Let's examine the comment. "Ann Romney has not worked a day in her life." On its face it has caused a firestorm of push-back from conservatives and liberals alike. Hilary Rosen certainly did not intend to imply that stay-at-home mothers do not have challenges. She herself took some time off from her career to stay at home with adopted twins. Yet this is one of the beauties of the political world--what you say and what you mean don't always come across the same. She's paying the price for what she said.
What she meant, however, is far worse than what she said.
Her clarification is that Ann Romney, not have worked in a salaried job while raising children, cannot possibly identify with the concerns of women since so many are single working mothers. Furthermore, she's rich, which means she could afford the "luxury" of staying at home. It is these two points that are the more subtle and more dangerous basis of what she meant.
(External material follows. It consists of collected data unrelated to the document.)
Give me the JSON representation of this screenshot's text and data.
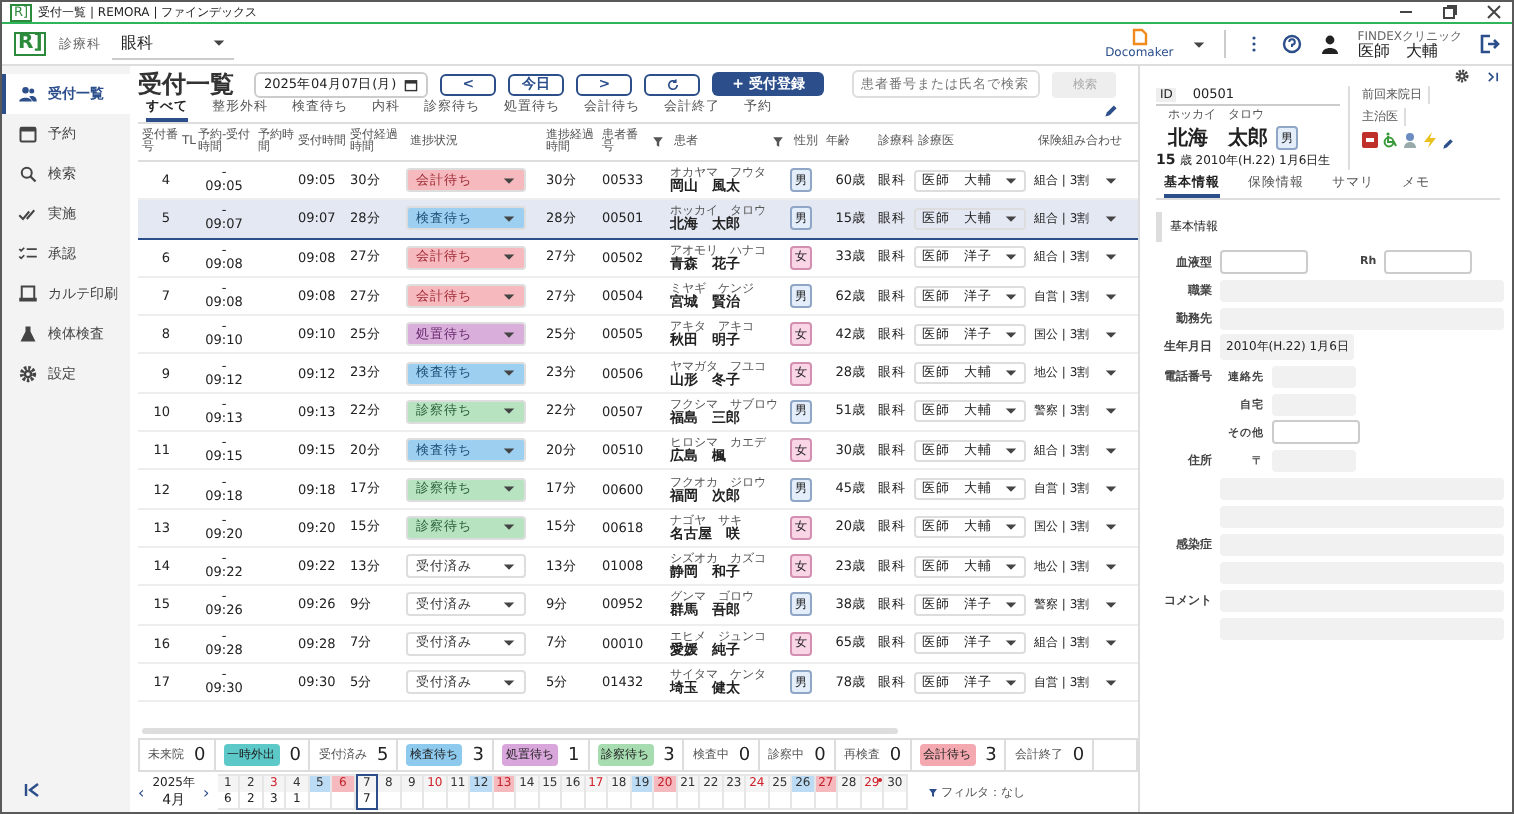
{
  "window": {
    "logo": "R]",
    "title": "受付一覧 | REMORA | ファインデックス"
  },
  "toolbar": {
    "logo": "R]",
    "department_label": "診療科",
    "department": "眼科",
    "app": "Docomaker",
    "clinic": "FINDEXクリニック",
    "user": "医師　大輔"
  },
  "sidebar": {
    "items": [
      {
        "label": "受付一覧",
        "kind": "people",
        "selected": true
      },
      {
        "label": "予約",
        "kind": "calendar",
        "selected": false
      },
      {
        "label": "検索",
        "kind": "search",
        "selected": false
      },
      {
        "label": "実施",
        "kind": "check",
        "selected": false
      },
      {
        "label": "承認",
        "kind": "checklist",
        "selected": false
      },
      {
        "label": "カルテ印刷",
        "kind": "print",
        "selected": false
      },
      {
        "label": "検体検査",
        "kind": "flask",
        "selected": false
      },
      {
        "label": "設定",
        "kind": "gear",
        "selected": false
      }
    ]
  },
  "header": {
    "title": "受付一覧",
    "date": "2025年04月07日(月)",
    "prev": "<",
    "today": "今日",
    "next": ">",
    "register": "+ 受付登録",
    "search": {
      "placeholder": "患者番号または氏名で検索"
    },
    "search_button": {
      "label": "検索",
      "disabled": true
    }
  },
  "tabs": [
    {
      "label": "すべて",
      "selected": true
    },
    {
      "label": "整形外科",
      "selected": false
    },
    {
      "label": "検査待ち",
      "selected": false
    },
    {
      "label": "内科",
      "selected": false
    },
    {
      "label": "診察待ち",
      "selected": false
    },
    {
      "label": "処置待ち",
      "selected": false
    },
    {
      "label": "会計待ち",
      "selected": false
    },
    {
      "label": "会計終了",
      "selected": false
    },
    {
      "label": "予約",
      "selected": false
    }
  ],
  "table": {
    "columns": [
      {
        "label": "受付番号",
        "filter": false
      },
      {
        "label": "TL",
        "filter": false
      },
      {
        "label": "予約-受付時間",
        "filter": false
      },
      {
        "label": "予約時間",
        "filter": false
      },
      {
        "label": "受付時間",
        "filter": false
      },
      {
        "label": "受付経過時間",
        "filter": false
      },
      {
        "label": "進捗状況",
        "filter": false
      },
      {
        "label": "進捗経過時間",
        "filter": false
      },
      {
        "label": "患者番号",
        "filter": true
      },
      {
        "label": "患者",
        "filter": true
      },
      {
        "label": "性別",
        "filter": false
      },
      {
        "label": "年齢",
        "filter": false
      },
      {
        "label": "診療科",
        "filter": false
      },
      {
        "label": "診療医",
        "filter": false
      },
      {
        "label": "保険組み合わせ",
        "filter": false
      }
    ],
    "rows": [
      {
        "no": "4",
        "reserve": "-",
        "reception": "09:05",
        "time": "09:05",
        "elapsed": "30分",
        "status": {
          "label": "会計待ち",
          "kind": "accounting"
        },
        "status_elapsed": "30分",
        "patient_no": "00533",
        "kana": "オカヤマ　フウタ",
        "name": "岡山　風太",
        "sex": {
          "label": "男",
          "kind": "male"
        },
        "age": "60歳",
        "dept": "眼科",
        "doctor": "医師　大輔",
        "insurance": "組合 | 3割",
        "selected": false
      },
      {
        "no": "5",
        "reserve": "-",
        "reception": "09:07",
        "time": "09:07",
        "elapsed": "28分",
        "status": {
          "label": "検査待ち",
          "kind": "exam"
        },
        "status_elapsed": "28分",
        "patient_no": "00501",
        "kana": "ホッカイ　タロウ",
        "name": "北海　太郎",
        "sex": {
          "label": "男",
          "kind": "male"
        },
        "age": "15歳",
        "dept": "眼科",
        "doctor": "医師　大輔",
        "insurance": "組合 | 3割",
        "selected": true
      },
      {
        "no": "6",
        "reserve": "-",
        "reception": "09:08",
        "time": "09:08",
        "elapsed": "27分",
        "status": {
          "label": "会計待ち",
          "kind": "accounting"
        },
        "status_elapsed": "27分",
        "patient_no": "00502",
        "kana": "アオモリ　ハナコ",
        "name": "青森　花子",
        "sex": {
          "label": "女",
          "kind": "female"
        },
        "age": "33歳",
        "dept": "眼科",
        "doctor": "医師　洋子",
        "insurance": "組合 | 3割",
        "selected": false
      },
      {
        "no": "7",
        "reserve": "-",
        "reception": "09:08",
        "time": "09:08",
        "elapsed": "27分",
        "status": {
          "label": "会計待ち",
          "kind": "accounting"
        },
        "status_elapsed": "27分",
        "patient_no": "00504",
        "kana": "ミヤギ　ケンジ",
        "name": "宮城　賢治",
        "sex": {
          "label": "男",
          "kind": "male"
        },
        "age": "62歳",
        "dept": "眼科",
        "doctor": "医師　洋子",
        "insurance": "自営 | 3割",
        "selected": false
      },
      {
        "no": "8",
        "reserve": "-",
        "reception": "09:10",
        "time": "09:10",
        "elapsed": "25分",
        "status": {
          "label": "処置待ち",
          "kind": "treatment"
        },
        "status_elapsed": "25分",
        "patient_no": "00505",
        "kana": "アキタ　アキコ",
        "name": "秋田　明子",
        "sex": {
          "label": "女",
          "kind": "female"
        },
        "age": "42歳",
        "dept": "眼科",
        "doctor": "医師　洋子",
        "insurance": "国公 | 3割",
        "selected": false
      },
      {
        "no": "9",
        "reserve": "-",
        "reception": "09:12",
        "time": "09:12",
        "elapsed": "23分",
        "status": {
          "label": "検査待ち",
          "kind": "exam"
        },
        "status_elapsed": "23分",
        "patient_no": "00506",
        "kana": "ヤマガタ　フユコ",
        "name": "山形　冬子",
        "sex": {
          "label": "女",
          "kind": "female"
        },
        "age": "28歳",
        "dept": "眼科",
        "doctor": "医師　大輔",
        "insurance": "地公 | 3割",
        "selected": false
      },
      {
        "no": "10",
        "reserve": "-",
        "reception": "09:13",
        "time": "09:13",
        "elapsed": "22分",
        "status": {
          "label": "診察待ち",
          "kind": "consult"
        },
        "status_elapsed": "22分",
        "patient_no": "00507",
        "kana": "フクシマ　サブロウ",
        "name": "福島　三郎",
        "sex": {
          "label": "男",
          "kind": "male"
        },
        "age": "51歳",
        "dept": "眼科",
        "doctor": "医師　大輔",
        "insurance": "警察 | 3割",
        "selected": false
      },
      {
        "no": "11",
        "reserve": "-",
        "reception": "09:15",
        "time": "09:15",
        "elapsed": "20分",
        "status": {
          "label": "検査待ち",
          "kind": "exam"
        },
        "status_elapsed": "20分",
        "patient_no": "00510",
        "kana": "ヒロシマ　カエデ",
        "name": "広島　楓",
        "sex": {
          "label": "女",
          "kind": "female"
        },
        "age": "30歳",
        "dept": "眼科",
        "doctor": "医師　大輔",
        "insurance": "組合 | 3割",
        "selected": false
      },
      {
        "no": "12",
        "reserve": "-",
        "reception": "09:18",
        "time": "09:18",
        "elapsed": "17分",
        "status": {
          "label": "診察待ち",
          "kind": "consult"
        },
        "status_elapsed": "17分",
        "patient_no": "00600",
        "kana": "フクオカ　ジロウ",
        "name": "福岡　次郎",
        "sex": {
          "label": "男",
          "kind": "male"
        },
        "age": "45歳",
        "dept": "眼科",
        "doctor": "医師　大輔",
        "insurance": "自営 | 3割",
        "selected": false
      },
      {
        "no": "13",
        "reserve": "-",
        "reception": "09:20",
        "time": "09:20",
        "elapsed": "15分",
        "status": {
          "label": "診察待ち",
          "kind": "consult"
        },
        "status_elapsed": "15分",
        "patient_no": "00618",
        "kana": "ナゴヤ　サキ",
        "name": "名古屋　咲",
        "sex": {
          "label": "女",
          "kind": "female"
        },
        "age": "20歳",
        "dept": "眼科",
        "doctor": "医師　大輔",
        "insurance": "国公 | 3割",
        "selected": false
      },
      {
        "no": "14",
        "reserve": "-",
        "reception": "09:22",
        "time": "09:22",
        "elapsed": "13分",
        "status": {
          "label": "受付済み",
          "kind": "received"
        },
        "status_elapsed": "13分",
        "patient_no": "01008",
        "kana": "シズオカ　カズコ",
        "name": "静岡　和子",
        "sex": {
          "label": "女",
          "kind": "female"
        },
        "age": "23歳",
        "dept": "眼科",
        "doctor": "医師　大輔",
        "insurance": "地公 | 3割",
        "selected": false
      },
      {
        "no": "15",
        "reserve": "-",
        "reception": "09:26",
        "time": "09:26",
        "elapsed": "9分",
        "status": {
          "label": "受付済み",
          "kind": "received"
        },
        "status_elapsed": "9分",
        "patient_no": "00952",
        "kana": "グンマ　ゴロウ",
        "name": "群馬　吾郎",
        "sex": {
          "label": "男",
          "kind": "male"
        },
        "age": "38歳",
        "dept": "眼科",
        "doctor": "医師　洋子",
        "insurance": "警察 | 3割",
        "selected": false
      },
      {
        "no": "16",
        "reserve": "-",
        "reception": "09:28",
        "time": "09:28",
        "elapsed": "7分",
        "status": {
          "label": "受付済み",
          "kind": "received"
        },
        "status_elapsed": "7分",
        "patient_no": "00010",
        "kana": "エヒメ　ジュンコ",
        "name": "愛媛　純子",
        "sex": {
          "label": "女",
          "kind": "female"
        },
        "age": "65歳",
        "dept": "眼科",
        "doctor": "医師　洋子",
        "insurance": "組合 | 3割",
        "selected": false
      },
      {
        "no": "17",
        "reserve": "-",
        "reception": "09:30",
        "time": "09:30",
        "elapsed": "5分",
        "status": {
          "label": "受付済み",
          "kind": "received"
        },
        "status_elapsed": "5分",
        "patient_no": "01432",
        "kana": "サイタマ　ケンタ",
        "name": "埼玉　健太",
        "sex": {
          "label": "男",
          "kind": "male"
        },
        "age": "78歳",
        "dept": "眼科",
        "doctor": "医師　洋子",
        "insurance": "自営 | 3割",
        "selected": false
      }
    ]
  },
  "summary": [
    {
      "label": "未来院",
      "count": "0",
      "kind": "plain"
    },
    {
      "label": "一時外出",
      "count": "0",
      "kind": "badge",
      "color": "#5cc8c8"
    },
    {
      "label": "受付済み",
      "count": "5",
      "kind": "plain"
    },
    {
      "label": "検査待ち",
      "count": "3",
      "kind": "badge",
      "color": "#8ec9ee"
    },
    {
      "label": "処置待ち",
      "count": "1",
      "kind": "badge",
      "color": "#d9a6dc"
    },
    {
      "label": "診察待ち",
      "count": "3",
      "kind": "badge",
      "color": "#a6dcb0"
    },
    {
      "label": "検査中",
      "count": "0",
      "kind": "plain"
    },
    {
      "label": "診察中",
      "count": "0",
      "kind": "plain"
    },
    {
      "label": "再検査",
      "count": "0",
      "kind": "plain"
    },
    {
      "label": "会計待ち",
      "count": "3",
      "kind": "badge",
      "color": "#f4a9b0"
    },
    {
      "label": "会計終了",
      "count": "0",
      "kind": "plain"
    }
  ],
  "calendar": {
    "year": "2025年",
    "month": "4月",
    "prev": "‹",
    "next": "›",
    "filter": "フィルタ：なし",
    "days": [
      {
        "day": "1",
        "count": "6",
        "kind": "weekday",
        "selected": false,
        "marked": false
      },
      {
        "day": "2",
        "count": "2",
        "kind": "weekday",
        "selected": false,
        "marked": false
      },
      {
        "day": "3",
        "count": "3",
        "kind": "closed",
        "selected": false,
        "marked": false
      },
      {
        "day": "4",
        "count": "1",
        "kind": "weekday",
        "selected": false,
        "marked": false
      },
      {
        "day": "5",
        "kind": "saturday",
        "selected": false,
        "marked": false
      },
      {
        "day": "6",
        "kind": "sunday",
        "selected": false,
        "marked": false
      },
      {
        "day": "7",
        "count": "7",
        "kind": "weekday",
        "selected": true,
        "marked": false
      },
      {
        "day": "8",
        "kind": "weekday",
        "selected": false,
        "marked": false
      },
      {
        "day": "9",
        "kind": "weekday",
        "selected": false,
        "marked": false
      },
      {
        "day": "10",
        "kind": "closed",
        "selected": false,
        "marked": false
      },
      {
        "day": "11",
        "kind": "weekday",
        "selected": false,
        "marked": false
      },
      {
        "day": "12",
        "kind": "saturday",
        "selected": false,
        "marked": false
      },
      {
        "day": "13",
        "kind": "sunday",
        "selected": false,
        "marked": false
      },
      {
        "day": "14",
        "kind": "weekday",
        "selected": false,
        "marked": false
      },
      {
        "day": "15",
        "kind": "weekday",
        "selected": false,
        "marked": false
      },
      {
        "day": "16",
        "kind": "weekday",
        "selected": false,
        "marked": false
      },
      {
        "day": "17",
        "kind": "closed",
        "selected": false,
        "marked": false
      },
      {
        "day": "18",
        "kind": "weekday",
        "selected": false,
        "marked": false
      },
      {
        "day": "19",
        "kind": "saturday",
        "selected": false,
        "marked": false
      },
      {
        "day": "20",
        "kind": "sunday",
        "selected": false,
        "marked": false
      },
      {
        "day": "21",
        "kind": "weekday",
        "selected": false,
        "marked": false
      },
      {
        "day": "22",
        "kind": "weekday",
        "selected": false,
        "marked": false
      },
      {
        "day": "23",
        "kind": "weekday",
        "selected": false,
        "marked": false
      },
      {
        "day": "24",
        "kind": "closed",
        "selected": false,
        "marked": false
      },
      {
        "day": "25",
        "kind": "weekday",
        "selected": false,
        "marked": false
      },
      {
        "day": "26",
        "kind": "saturday",
        "selected": false,
        "marked": false
      },
      {
        "day": "27",
        "kind": "sunday",
        "selected": false,
        "marked": false
      },
      {
        "day": "28",
        "kind": "weekday",
        "selected": false,
        "marked": false
      },
      {
        "day": "29",
        "kind": "closed",
        "selected": false,
        "marked": true
      },
      {
        "day": "30",
        "kind": "weekday",
        "selected": false,
        "marked": false
      }
    ]
  },
  "patient": {
    "id_label": "ID",
    "id": "00501",
    "kana": "ホッカイ　タロウ",
    "name": "北海　太郎",
    "sex": "男",
    "age": "15",
    "age_unit": "歳",
    "birth": "2010年(H.22) 1月6日生",
    "last_visit_label": "前回来院日",
    "doctor_label": "主治医"
  },
  "detail_tabs": [
    {
      "label": "基本情報",
      "selected": true
    },
    {
      "label": "保険情報",
      "selected": false
    },
    {
      "label": "サマリ",
      "selected": false
    },
    {
      "label": "メモ",
      "selected": false
    }
  ],
  "detail": {
    "section": "基本情報",
    "rows": [
      {
        "label": "血液型",
        "fields": [
          {
            "kind": "input"
          },
          {
            "label": "Rh",
            "kind": "input"
          }
        ]
      },
      {
        "label": "職業",
        "fields": [
          {
            "kind": "readonly"
          }
        ]
      },
      {
        "label": "勤務先",
        "fields": [
          {
            "kind": "readonly"
          }
        ]
      },
      {
        "label": "生年月日",
        "fields": [
          {
            "kind": "value",
            "value": "2010年(H.22) 1月6日"
          }
        ]
      },
      {
        "label": "電話番号",
        "fields": [
          {
            "label": "連絡先",
            "kind": "short_readonly"
          }
        ]
      },
      {
        "fields": [
          {
            "label": "自宅",
            "kind": "short_readonly"
          }
        ]
      },
      {
        "fields": [
          {
            "label": "その他",
            "kind": "input"
          }
        ]
      },
      {
        "label": "住所",
        "fields": [
          {
            "label": "〒",
            "kind": "short_readonly"
          }
        ]
      },
      {
        "fields": [
          {
            "kind": "readonly"
          }
        ]
      },
      {
        "fields": [
          {
            "kind": "readonly"
          }
        ]
      },
      {
        "label": "感染症",
        "fields": [
          {
            "kind": "readonly"
          }
        ]
      },
      {
        "fields": [
          {
            "kind": "readonly"
          }
        ]
      },
      {
        "label": "コメント",
        "fields": [
          {
            "kind": "readonly"
          }
        ]
      },
      {
        "fields": [
          {
            "kind": "readonly"
          }
        ]
      }
    ]
  }
}
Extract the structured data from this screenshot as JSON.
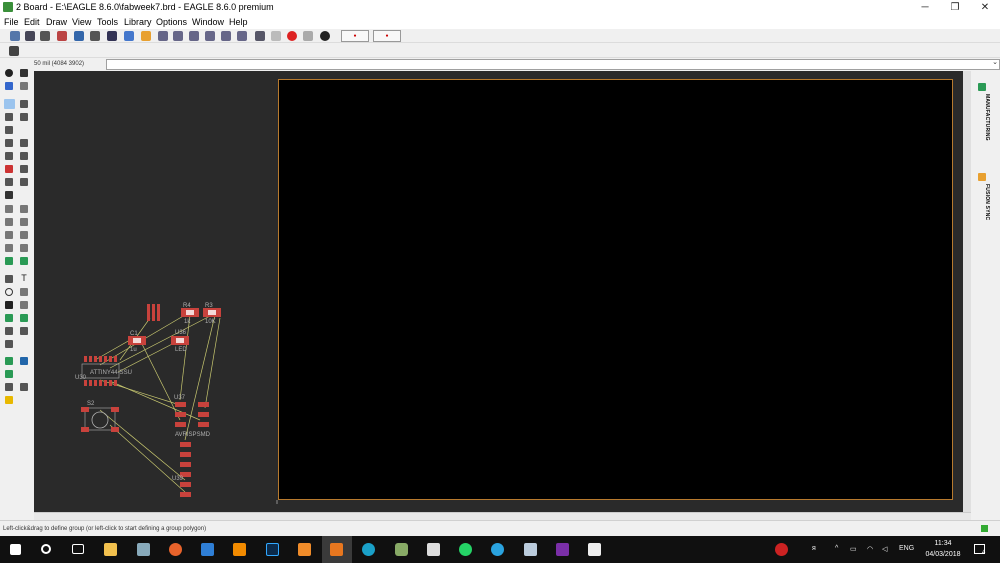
{
  "window": {
    "title": "2 Board - E:\\EAGLE 8.6.0\\fabweek7.brd - EAGLE 8.6.0 premium",
    "minimize": "─",
    "maximize": "❐",
    "close": "✕"
  },
  "menu": [
    "File",
    "Edit",
    "Draw",
    "View",
    "Tools",
    "Library",
    "Options",
    "Window",
    "Help"
  ],
  "coord": {
    "readout": "50 mil (4084 3902)"
  },
  "right_panel": {
    "manufacturing": "MANUFACTURING",
    "fusion_sync": "FUSION SYNC"
  },
  "status": {
    "message": "Left-click&drag to define group (or left-click to start defining a group polygon)"
  },
  "board": {
    "labels": {
      "r4": "R4",
      "r3": "R3",
      "r4b": "1k",
      "r3b": "10K",
      "c2": "C1",
      "c2b": "1u",
      "led_ref": "U36",
      "led_val": "LED",
      "ic_ref": "U30",
      "ic_val": "ATTINY44-SSU",
      "sw_ref": "S2",
      "isp_ref": "U37",
      "isp_val": "AVRISPSMD",
      "hdr_ref": "U39"
    }
  },
  "taskbar": {
    "clock_time": "11:34",
    "clock_date": "04/03/2018",
    "lang": "ENG",
    "notif_count": "4"
  },
  "colors": {
    "board_bg": "#000000",
    "canvas_bg": "#2a2a2a",
    "board_outline": "#b77a2e",
    "pad": "#c8423c",
    "airwire": "#c8c870",
    "silk": "#b0b0b0"
  }
}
In their part of the liberal world, no mother stays home by choice. Those that do are either a) dependent on government entitlements or b) part of the fabulously wealthy who hire nannies to do all the mommy work anyway. To them a conscience decision to sacrifice career and/or income in exchange for deciding to raise children and run a household full-time does not or should not exist. To them, those that do are throwbacks to another time in American history and do not represent reality. Worse, they are to be scoffed at, derided, and sneered at.
In their world, women work, and should work, because they a) need the income or b) do not want to impact their career by taking time off. There is nothing wrong with this perspective on its own. As Ann Romney stated, it's important to respect the decisions women make--she wasn't just referring to herself. The concern is the intolerance for decisions that do not reflect their own from either side. It is possible to be tolerant of others' decisions. You make your choice and I make mine and it's all good. Intolerance comes from insecurity in one's decision or from a desire for the country to be rid of traditional values.
Regardless of the reasons behind the mindset that traditional, conservative culture is bad as it exists outside the two coasts and other liberal centers of thought, such as higher education, it is dangerous, because the more it is allowed to be considered as mainstream, the more acceptable it will seem to all when legislation is passed one step at a time that eliminates and erodes many of the values the rest of the country holds. It is this progression that cannot be allowed to continue unchecked.
This is why Hilary Rosen has unintentionally given the country a gift. Not only has she rallied various factions in the GOP to unite against the larger and more dangerous opponent, she has put a spotlight on how "the other half live", i.e. those with different values, concerns, and goals from theirs and which need a representative voice in Congress and the Presidency.
If handled correctly, it will become more and more clear that liberals are less equipped and motivated to understand and address the concerns of working and non-working women alike than they would have everyone believe conservatives are.